As with almost all of his work, Robert Wilson’s approach to the creative treatment for the Voom Portraits is a synthesis of cultural histories and images. For instance, take the Princess Caroline Voom Portrait. The starting point for us with this portrait was her mother, Grace Kelly, and her mother's character Lisa Fremont, from the 1954 Alfred Hitchcock classic, Rear Window.
A pivotal moment in this influential film occurs when Lisa, discovering a substantial clue to a murder in the form of a missing wedding ring, signals that fact to her boyfriend, photographer/voyeur L.B. “Jeff” Jeffries, played by Jimmy Stewart.
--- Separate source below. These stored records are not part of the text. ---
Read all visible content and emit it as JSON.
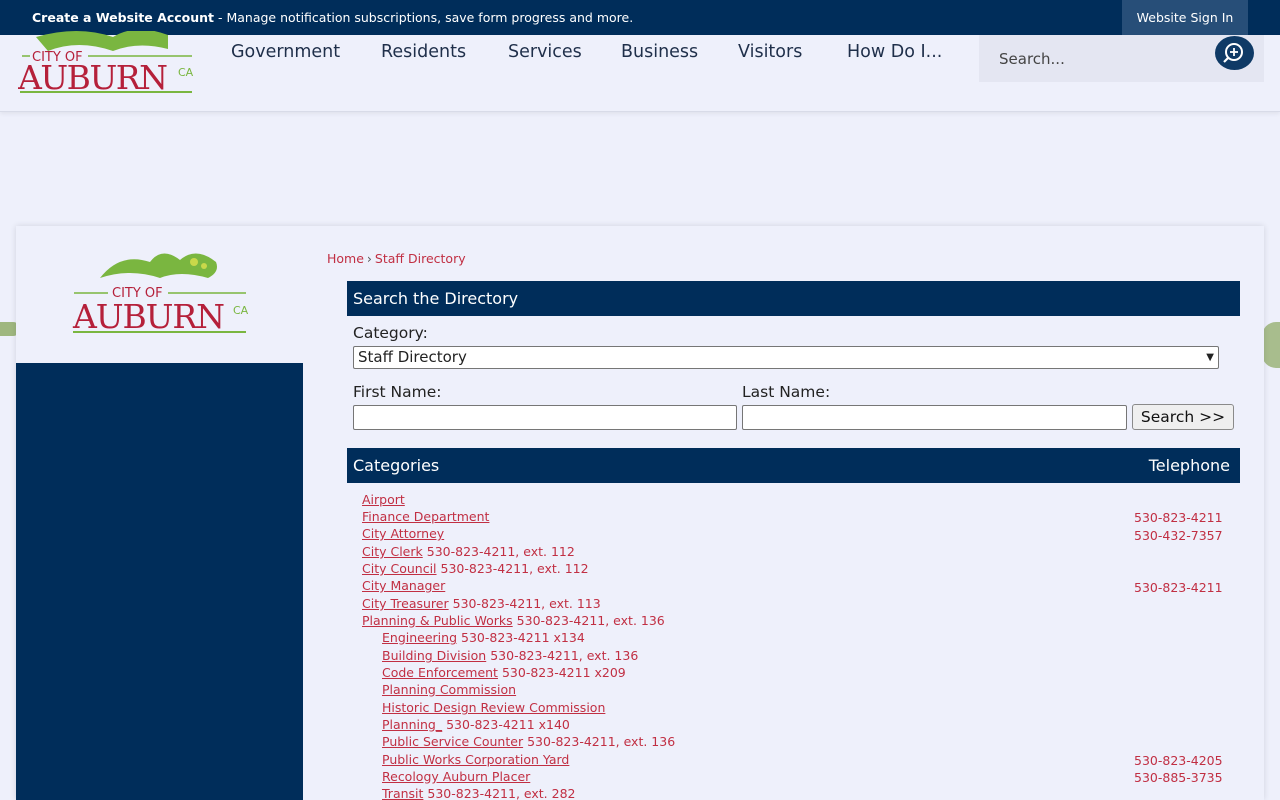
{
  "topbar": {
    "create_account": "Create a Website Account",
    "create_account_desc": "- Manage notification subscriptions, save form progress and more.",
    "signin_label": "Website Sign In"
  },
  "logo": {
    "city_of": "CITY OF",
    "name": "AUBURN",
    "state": "CA"
  },
  "nav": [
    {
      "label": "Government"
    },
    {
      "label": "Residents"
    },
    {
      "label": "Services"
    },
    {
      "label": "Business"
    },
    {
      "label": "Visitors"
    },
    {
      "label": "How Do I..."
    }
  ],
  "search": {
    "placeholder": "Search..."
  },
  "breadcrumb": {
    "home": "Home",
    "current": "Staff Directory"
  },
  "directory": {
    "title": "Search the Directory",
    "category_label": "Category:",
    "category_value": "Staff Directory",
    "first_name_label": "First Name:",
    "last_name_label": "Last Name:",
    "search_button": "Search >>"
  },
  "categories": {
    "header": "Categories",
    "telephone_header": "Telephone",
    "items": [
      {
        "name": "Airport",
        "inline_phone": "",
        "phone": ""
      },
      {
        "name": "Finance Department",
        "inline_phone": "",
        "phone": "530-823-4211"
      },
      {
        "name": "City Attorney",
        "inline_phone": "",
        "phone": "530-432-7357"
      },
      {
        "name": "City Clerk",
        "inline_phone": "530-823-4211, ext. 112",
        "phone": ""
      },
      {
        "name": "City Council",
        "inline_phone": "530-823-4211, ext. 112",
        "phone": ""
      },
      {
        "name": "City Manager",
        "inline_phone": "",
        "phone": "530-823-4211"
      },
      {
        "name": "City Treasurer",
        "inline_phone": "530-823-4211, ext. 113",
        "phone": ""
      },
      {
        "name": "Planning & Public Works",
        "inline_phone": "530-823-4211, ext. 136",
        "phone": ""
      },
      {
        "name": "Engineering",
        "inline_phone": "530-823-4211 x134",
        "phone": ""
      },
      {
        "name": "Building Division",
        "inline_phone": "530-823-4211, ext. 136",
        "phone": ""
      },
      {
        "name": "Code Enforcement",
        "inline_phone": "530-823-4211 x209",
        "phone": ""
      },
      {
        "name": "Planning Commission",
        "inline_phone": "",
        "phone": ""
      },
      {
        "name": "Historic Design Review Commission",
        "inline_phone": "",
        "phone": ""
      },
      {
        "name": "Planning_",
        "inline_phone": "530-823-4211 x140",
        "phone": ""
      },
      {
        "name": "Public Service Counter",
        "inline_phone": "530-823-4211, ext. 136",
        "phone": ""
      },
      {
        "name": "Public Works Corporation Yard",
        "inline_phone": "",
        "phone": "530-823-4205"
      },
      {
        "name": "Recology Auburn Placer",
        "inline_phone": "",
        "phone": "530-885-3735"
      },
      {
        "name": "Transit",
        "inline_phone": "530-823-4211, ext. 282",
        "phone": ""
      }
    ]
  },
  "colors": {
    "navy": "#002d5a",
    "link_red": "#c12f43",
    "logo_green": "#7ab640",
    "logo_red": "#b5203a"
  }
}
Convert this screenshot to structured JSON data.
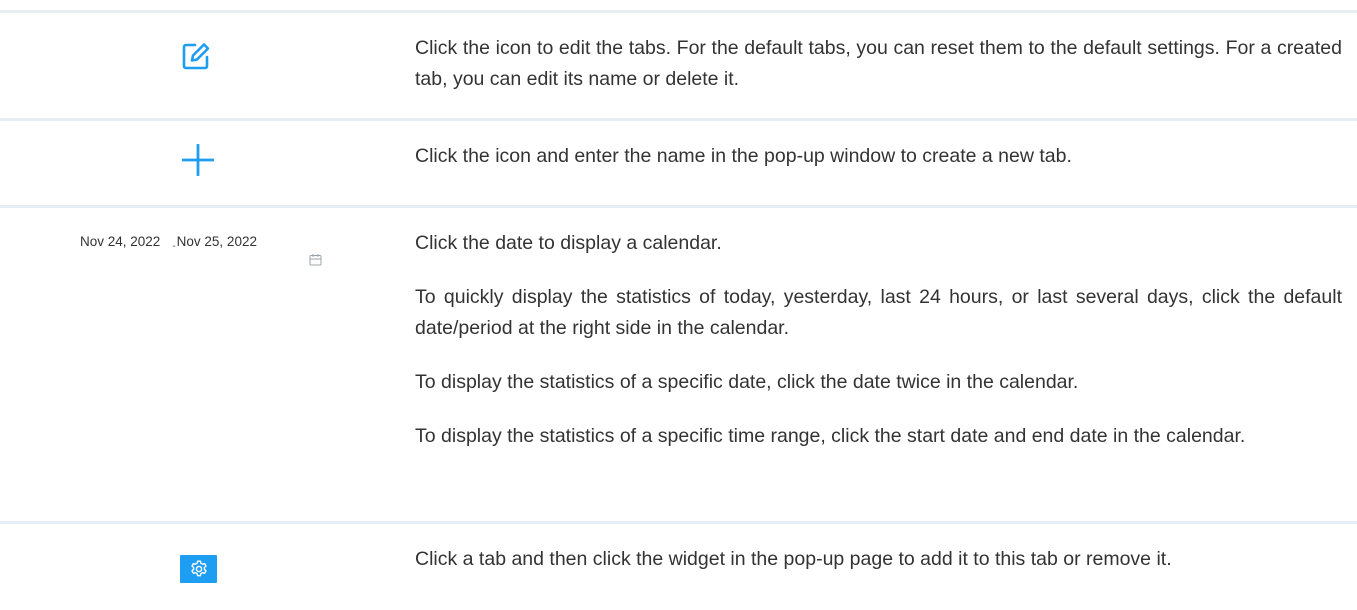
{
  "rows": [
    {
      "icon": "edit-icon",
      "text": "Click the icon to edit the tabs. For the default tabs, you can reset them to the default settings. For a created tab, you can edit its name or delete it."
    },
    {
      "icon": "plus-icon",
      "text": "Click the icon and enter the name in the pop-up window to create a new tab."
    },
    {
      "date_range": {
        "start": "Nov 24, 2022",
        "separator": "-",
        "end": "Nov 25, 2022",
        "icon": "calendar-icon"
      },
      "paragraphs": [
        "Click the date to display a calendar.",
        "To quickly display the statistics of today, yesterday, last 24 hours, or last several days, click the default date/period at the right side in the calendar.",
        "To display the statistics of a specific date, click the date twice in the calendar.",
        "To display the statistics of a specific time range, click the start date and end date in the calendar."
      ]
    },
    {
      "icon": "gear-icon",
      "text": "Click a tab and then click the widget in the pop-up page to add it to this tab or remove it."
    }
  ],
  "colors": {
    "accent": "#1e9ef2",
    "divider": "#e6edf3",
    "text": "#333333"
  }
}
With it's compact form, the lost ring as both a sign of the love lost between the husband and wife (in this case represented via a murder) and a sign of the future bond between Lisa and Jeff (the wedding ring) is pure Hitchcock. Does her pose as a seemingly guilty handcuffed trespasser in another's apartment give us Hitchcock's view of the constraints of relationships?
The unfolding lighting sequences on Princess Caroline's hands/ring, the upper arm and face, or just her black silhouette seem at the same time classical and tribal, vacillating between a portrait and landscape, reflecting both Sergeant and Hitchcock. With the added Bernard Hermann sound score from Vertigo the result is seminal Wilson.